Pour zombifier un rat, il faut le persuader qu’il est humain.
Evidemment, la procédure est plus complexe que cette simple phrase ne le laisse entendre. Elle consiste à prendre le contrôle de l’esprit du rat avant qu’il ne rende l’âme, assez profondément pour altérer son Moi et neutraliser l’instinct qui le livre à la mort. C’est là un sort de haute volée, carrément plus pointu que le simple "contrôle mental des rongeurs" inclus dans le cursus classique du mage généraliste. Ce qui signifie que le meilleur nécromant du monde est coincé à ce niveau s’il n’est pas également un très bon mentaliste. Or ces deux spécialités sont rarement pratiquées de concert par un même mage, le mentalisme n’ayant pas de prise sur une immense majorité de morts-vivants. On peut contourner le problème en faisant appel à un copain mentaliste. Encore faut-il en avoir un sous la main, si possible convaincu de l’utilité de pratiquer un contrôle mental approfondi sur un rongeur mourant.
On procède ensuite à la zombification de l’animal. La réanimation a pour effet de libérer le rat de l’emprise mentale exercée sur lui alors qu’il était encore vivant. Le rat zombi sait donc parfaitement ce qu’il est, mais il garde quelques traits humains. Il évite ses congénères, préférant la compagnie des gens [3], et s’il est réanimé suffisamment vite après sa mort, maîtrise des compétences comme l’utilisation d’outils ou même l’écriture. Une fois zombifié, le rat Goth communiquait avec sa maîtresse par l’intermédiaire d’un sac de runes.

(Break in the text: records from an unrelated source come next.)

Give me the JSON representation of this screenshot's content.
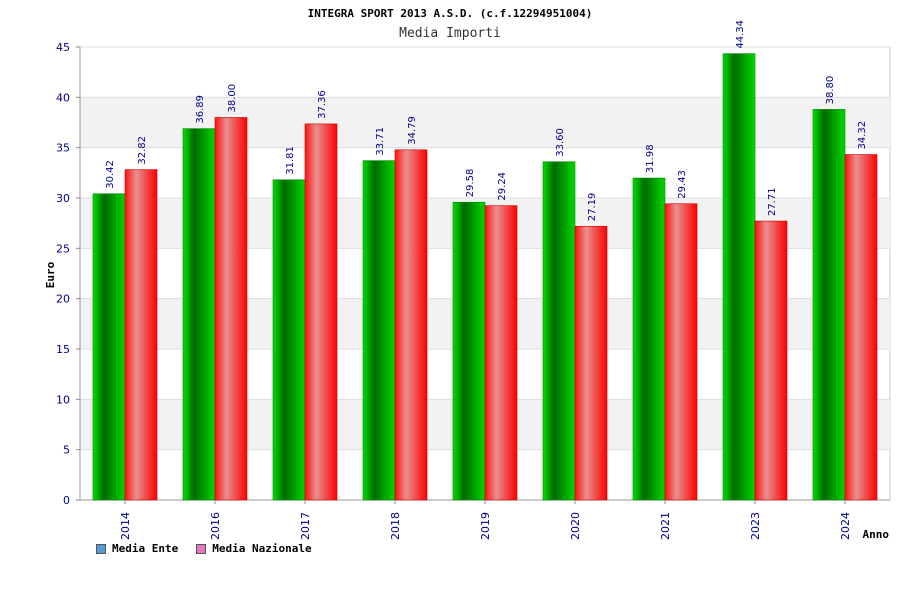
{
  "chart_data": {
    "type": "bar",
    "title": "INTEGRA SPORT 2013 A.S.D. (c.f.12294951004)",
    "subtitle": "Media Importi",
    "xlabel": "Anno",
    "ylabel": "Euro",
    "ylim": [
      0,
      45
    ],
    "yticks": [
      0,
      5,
      10,
      15,
      20,
      25,
      30,
      35,
      40,
      45
    ],
    "grid": true,
    "legend_position": "bottom-left",
    "categories": [
      "2014",
      "2016",
      "2017",
      "2018",
      "2019",
      "2020",
      "2021",
      "2023",
      "2024"
    ],
    "series": [
      {
        "name": "Media Ente",
        "values": [
          30.42,
          36.89,
          31.81,
          33.71,
          29.58,
          33.6,
          31.98,
          44.34,
          38.8
        ],
        "labels": [
          "30.42",
          "36.89",
          "31.81",
          "33.71",
          "29.58",
          "33.60",
          "31.98",
          "44.34",
          "38.80"
        ],
        "color": "#00b000",
        "legend_color": "#5b9bd5"
      },
      {
        "name": "Media Nazionale",
        "values": [
          32.82,
          38.0,
          37.36,
          34.79,
          29.24,
          27.19,
          29.43,
          27.71,
          34.32
        ],
        "labels": [
          "32.82",
          "38.00",
          "37.36",
          "34.79",
          "29.24",
          "27.19",
          "29.43",
          "27.71",
          "34.32"
        ],
        "color": "#ff0000",
        "legend_color": "#e377c2"
      }
    ]
  }
}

Mais la vraie singularité du rat zombi, c’est qu’il est indépendant du nécromant qui l’a réanimé. On suppose que c’est parce que l’identité qui a subi la zombification est le Moi humain de l’animal, qui est annihilé au moment où celui-ci reprend conscience. Ce qui est certain, en tout cas, c’est que le rat zombi, en plus d’être malin comme un rat et astucieux comme un humain, a sa volonté propre. Il n’est d’ailleurs pas rare qu’il garde une dent contre le nécromant responsable de son état et prenne la poudre d’escampette à la première occasion. La rumeur veut que des communautés se soient formées dans des coins tranquilles, où les rats mènent une après-vie paisible, loin des chasseurs de morts-vivants [4]. Parallèlement, on a retrouvé dans les égouts de Waldorg un rat zombi échappé de quelque sombre tour, qui s’était reconverti dans l’élevage de tortues mutantes.

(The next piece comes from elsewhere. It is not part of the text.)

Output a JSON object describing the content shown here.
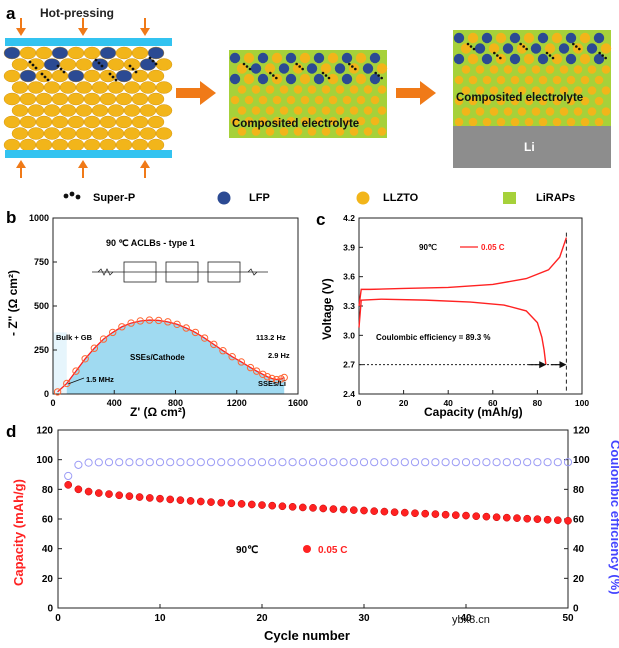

Heureusement, en raison des contraintes techniques énoncées plus haut, des rats zombis, il n’y en a pas beaucoup. C’est tant mieux pour tout le monde, à commencer par les rats eux-mêmes.
Nak’hua Thorp,
qui remercie le professeur Chambers, expert mondialement renommé des rats zombis, pour tout ce qu’il a pu écrire à leur sujet.
[1] C’est ainsi qu’il y a quelques décennies, un jeune mage gagna ses premières lettres de noblesse en réduisant en méchoui le Sanglier Zombi du Bois N’talamela.
[2] Chez les elfes noirs, le cas d’un chef de village autozombifié a posé problème : techniquement, il était mort et devait donc être remplacé. Mais lui se sentait assez en forme pour continuer son mandat. L’histoire s’est terminée chaleureusement dans une maxiboule de feu. Au moins, sa mort ne faisait plus de doute.
[3] Le problème qui se pose est que peu de gens apprécient la compagnie d’un rat zombi.
[4] Si le rat était un animal moins raisonnable, ces commmunautés auraient déjà tenté de conquérir le monde. C’est pourquoi les nécromants signent tous un parchemin par lequel ils s’engagent, sous peine de malédiction, à ne pas créer de souris de laboratoire zombie.